L3 Hardware Offloading
https://help.mikrotik.com/docs/spaces/ROS/pages/62390319/L3+Hardware+Offloading

for a 300 series switch??? What L3… its all layer 2

chechito! You’re a genius! Thanks a bunch! That actually helped with the speed. Now near line speed in and out on that vlan. But that doesn’t solve the vlan10 issues and the odd vlan tagging though. Thinking that I might have to abandon multiple vlans. But it shouldn’t really be an issue or even hard. So strange.

THis switch model is actually listed on that URL, and it did actually solve that issue. Still have the vlan tagging issue though and there is something that I have misconfigured that I’m not seeing.

I surrendered. That switch and this config have taken too much time of my life. I removed vlan10 and streamlined it to only run one vlan. I obviously missed something simple but the easy route (no pun intended) is to just deal with it and move on.

actually the switch setting is NOT needed, hw offloading happens automagically on the 326 when setting up bridge vlan filtering

I just helped a chap setup his 326 and it works like butta.
Chechito needs stop eating some many chitos LOL, they are preventing synapses from firing.

Then something in my config was missed or there was/is a bug or something, it did not work properly until activated as per the instructions in that manual.

Cool! And do / did you see something in my config that differs that’s a potential issue?

The setup I gave you is gold and will work 100%,
Just work from an OffBridgePort to complete the configuration.

Oh dang! Apologies. I had totally missed that you posted that. Will look at it.

No worries, THe only thing I do not understand is the weird networking schema.
/ip address
add address=192.168.47.194/27 interface=vlan475 network=192.168.47.192 comment=“trusted vlan”

I cannot netmask myself out of a paper bag and if it doesnt look like this, i get easily confused
add address=192.168.47.194/24 interface=vlan475 network=192.168.47.0 comment=“trusted vlan”

IM sure its just fine!!

and then the gateway being 192.168.47.193 LOL ( I would have expected 192.168.47.1 or 192.168.47.254 )

So looks like ingress filtering on the brigde side of things might have been the issue then. I’ll try to find the time to test that config. Many many many thanks for taking your time with this! Much appreciated.

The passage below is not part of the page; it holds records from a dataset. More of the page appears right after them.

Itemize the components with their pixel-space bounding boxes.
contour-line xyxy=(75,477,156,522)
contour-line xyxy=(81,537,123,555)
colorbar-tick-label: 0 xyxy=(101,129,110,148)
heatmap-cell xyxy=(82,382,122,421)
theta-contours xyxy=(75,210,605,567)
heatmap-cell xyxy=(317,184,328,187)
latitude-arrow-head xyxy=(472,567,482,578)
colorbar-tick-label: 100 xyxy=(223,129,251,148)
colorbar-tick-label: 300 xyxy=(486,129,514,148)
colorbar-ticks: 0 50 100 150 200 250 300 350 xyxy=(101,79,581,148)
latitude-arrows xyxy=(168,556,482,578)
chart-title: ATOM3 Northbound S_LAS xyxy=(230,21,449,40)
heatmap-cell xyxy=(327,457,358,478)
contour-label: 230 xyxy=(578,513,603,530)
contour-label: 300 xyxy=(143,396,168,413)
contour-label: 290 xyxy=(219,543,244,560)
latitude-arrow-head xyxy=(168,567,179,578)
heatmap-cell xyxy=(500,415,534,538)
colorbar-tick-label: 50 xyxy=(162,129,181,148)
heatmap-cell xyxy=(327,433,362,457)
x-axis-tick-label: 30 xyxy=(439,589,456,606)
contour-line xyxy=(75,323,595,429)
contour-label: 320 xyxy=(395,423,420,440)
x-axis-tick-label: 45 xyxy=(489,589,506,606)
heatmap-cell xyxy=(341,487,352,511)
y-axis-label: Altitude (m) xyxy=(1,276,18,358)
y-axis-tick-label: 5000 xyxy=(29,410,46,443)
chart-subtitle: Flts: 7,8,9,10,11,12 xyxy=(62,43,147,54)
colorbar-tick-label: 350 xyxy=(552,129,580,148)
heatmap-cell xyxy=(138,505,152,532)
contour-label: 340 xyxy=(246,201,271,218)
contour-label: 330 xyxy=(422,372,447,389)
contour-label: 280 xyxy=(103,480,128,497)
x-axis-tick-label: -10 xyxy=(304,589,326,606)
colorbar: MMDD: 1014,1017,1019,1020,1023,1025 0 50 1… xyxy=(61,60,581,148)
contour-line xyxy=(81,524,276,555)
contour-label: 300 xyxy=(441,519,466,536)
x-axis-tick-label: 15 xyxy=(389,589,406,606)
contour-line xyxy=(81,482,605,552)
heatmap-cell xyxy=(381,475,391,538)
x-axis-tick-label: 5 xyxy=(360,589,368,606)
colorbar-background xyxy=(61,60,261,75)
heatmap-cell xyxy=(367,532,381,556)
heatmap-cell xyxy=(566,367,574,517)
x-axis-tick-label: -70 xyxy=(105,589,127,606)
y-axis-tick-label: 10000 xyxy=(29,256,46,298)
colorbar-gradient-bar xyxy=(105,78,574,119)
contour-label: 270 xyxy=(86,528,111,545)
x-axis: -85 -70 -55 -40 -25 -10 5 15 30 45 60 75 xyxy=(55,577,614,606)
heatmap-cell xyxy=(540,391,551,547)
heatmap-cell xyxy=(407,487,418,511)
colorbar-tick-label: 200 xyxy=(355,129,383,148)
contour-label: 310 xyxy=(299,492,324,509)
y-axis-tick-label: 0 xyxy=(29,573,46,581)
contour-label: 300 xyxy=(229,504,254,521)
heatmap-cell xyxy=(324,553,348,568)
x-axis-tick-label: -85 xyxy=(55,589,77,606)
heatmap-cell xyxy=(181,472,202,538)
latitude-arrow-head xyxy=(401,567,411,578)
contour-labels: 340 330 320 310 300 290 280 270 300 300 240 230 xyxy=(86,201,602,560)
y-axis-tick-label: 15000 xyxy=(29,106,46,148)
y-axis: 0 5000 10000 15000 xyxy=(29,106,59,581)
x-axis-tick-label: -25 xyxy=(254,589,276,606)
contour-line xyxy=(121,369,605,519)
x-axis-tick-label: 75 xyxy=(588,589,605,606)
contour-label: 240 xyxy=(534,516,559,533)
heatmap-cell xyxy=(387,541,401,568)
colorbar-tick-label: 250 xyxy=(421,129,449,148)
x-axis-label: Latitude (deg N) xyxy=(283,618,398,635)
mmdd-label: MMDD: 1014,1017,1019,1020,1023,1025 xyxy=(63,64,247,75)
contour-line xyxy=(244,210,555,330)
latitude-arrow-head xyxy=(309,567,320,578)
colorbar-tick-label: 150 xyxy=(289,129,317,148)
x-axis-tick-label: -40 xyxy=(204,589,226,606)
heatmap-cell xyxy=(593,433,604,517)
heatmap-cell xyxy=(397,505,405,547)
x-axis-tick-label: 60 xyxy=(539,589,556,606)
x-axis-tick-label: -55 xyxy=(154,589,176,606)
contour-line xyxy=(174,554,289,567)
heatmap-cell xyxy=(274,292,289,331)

Sipcalc is your/our friend =)

sipcalc 192.168.47.192/27
-[ipv4 : 192.168.47.192/27] - 0

[CIDR]
Host address		- 192.168.47.192
Host address (decimal)	- 3232247744
Host address (hex)	- C0A82FC0
Network address		- 192.168.47.192
Network mask		- 255.255.255.224
Network mask (bits)	- 27
Network mask (hex)	- FFFFFFE0
Broadcast address	- 192.168.47.223
Cisco wildcard		- 0.0.0.31
Addresses in network	- 32
Network range		- 192.168.47.192 - 192.168.47.223
Usable range		- 192.168.47.193 - 192.168.47.222

Then, there’s also some logic to the madness you pointed out regarding naming. 192.168.47.0/24 is vlan47, named after the third octet. But, that c-net is split in to multiple subnets. This one then being the fifth, which adds the 5 after 47… vlan475. So not only logical, but also intuitive.